1. In 2011, GMI awarded a grant to the LAWMA for studies evaluating the feasibility of capturing landfill gas from the Abule Egba and Solous Landfills. Based on their findings, LAWMA developed a landfill gas energy project to the local residents which serve as a reliable source of electricity.
2. 15 September 2020, LAWMA launched the LAWMA Academy.

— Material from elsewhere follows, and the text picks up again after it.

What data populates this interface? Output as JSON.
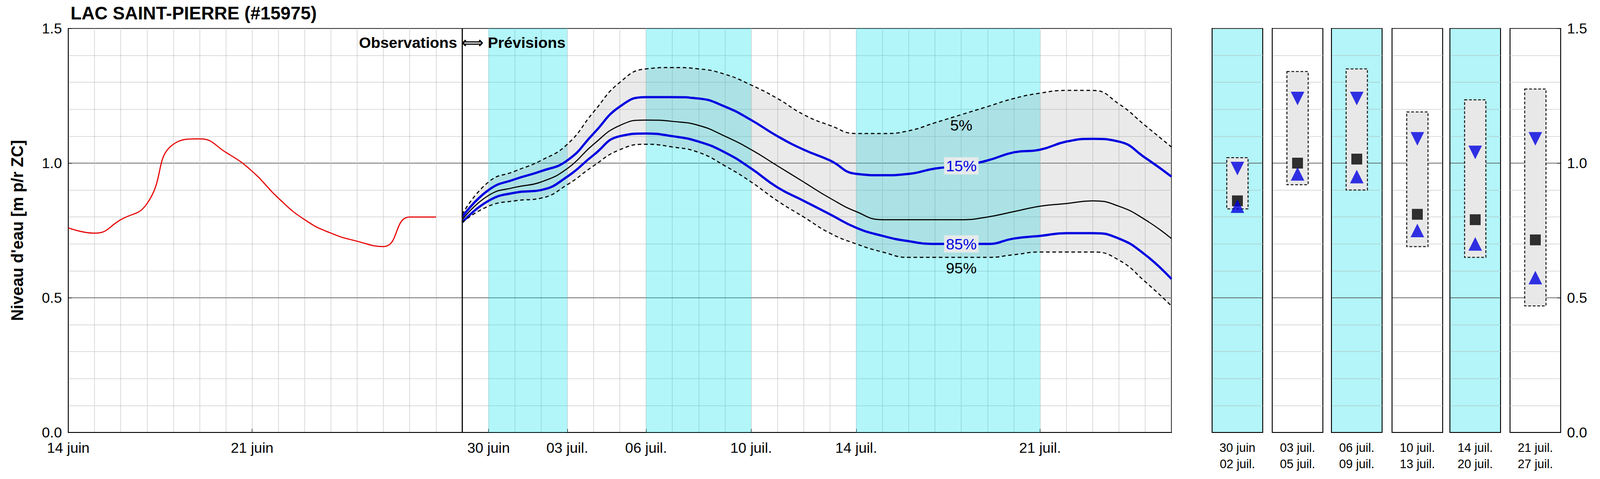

LAWMA Academy offers several programmes certifications in waste management and services aimed at promoting the Reduce, Reuse and Recycle practices of waste management.
3. The Lagos Waste Management Authority (LAWMA) carried out a 48-hour shutdown and maintenance of the Olusosun landfill in November 2021.
4. In 2021, LAWMA partnered with the Chartered Institution of Waste Management (CIWN) for the inclusion of certified courses in resource management which resulted from the collaboration of LAWMA Academy and an environmental consulting firm in London UK, called SafeEnviro.
5. In August 2021, Governor Babajide Sanwo-Olu of Lagos State has finalized plans to add 102 new locally made waste compactor vehicles to the state Waste Management Authority's (LAWMA), marking a significant step toward a cleaner Lagos.
6. World Clean Up Day was celebrated at the Ilashe/Ibeshe beach of Lagos State by LAWMA, September 2021 and the event was used as an avenue to sensitise residents about their responsibility to the environment and to clean-up the water ways.
7. On the 13th of February 2022, LAWMA commenced the fumigation of dumpsites across the state, starting with the Igando Solous dumpsite in line with the agenda for a cleaner Lagos.
8. The Lagos state Government, Babajide Sanwo-Olu launches a programme for cleaner Lagos called "Adopt-a-Bin".
9. Lagos State Government through LAWMA distributes 40,000 waste bins to aid recycling.

== Functions and impact to the community ==
Lawma manages the daily collections of waste from household, businesses and public space across the communities.

Lawma is involved in promoting and recycling of waste through various programs.

Lawma has a regulatory body enforcing sanitation and environmental rules and also imposing fines for non compliance.

Lawma's effort have contributed to clean and healthy streets /roads, reduced waste in the public space and create awareness of environmental sustainability in Lagos at large.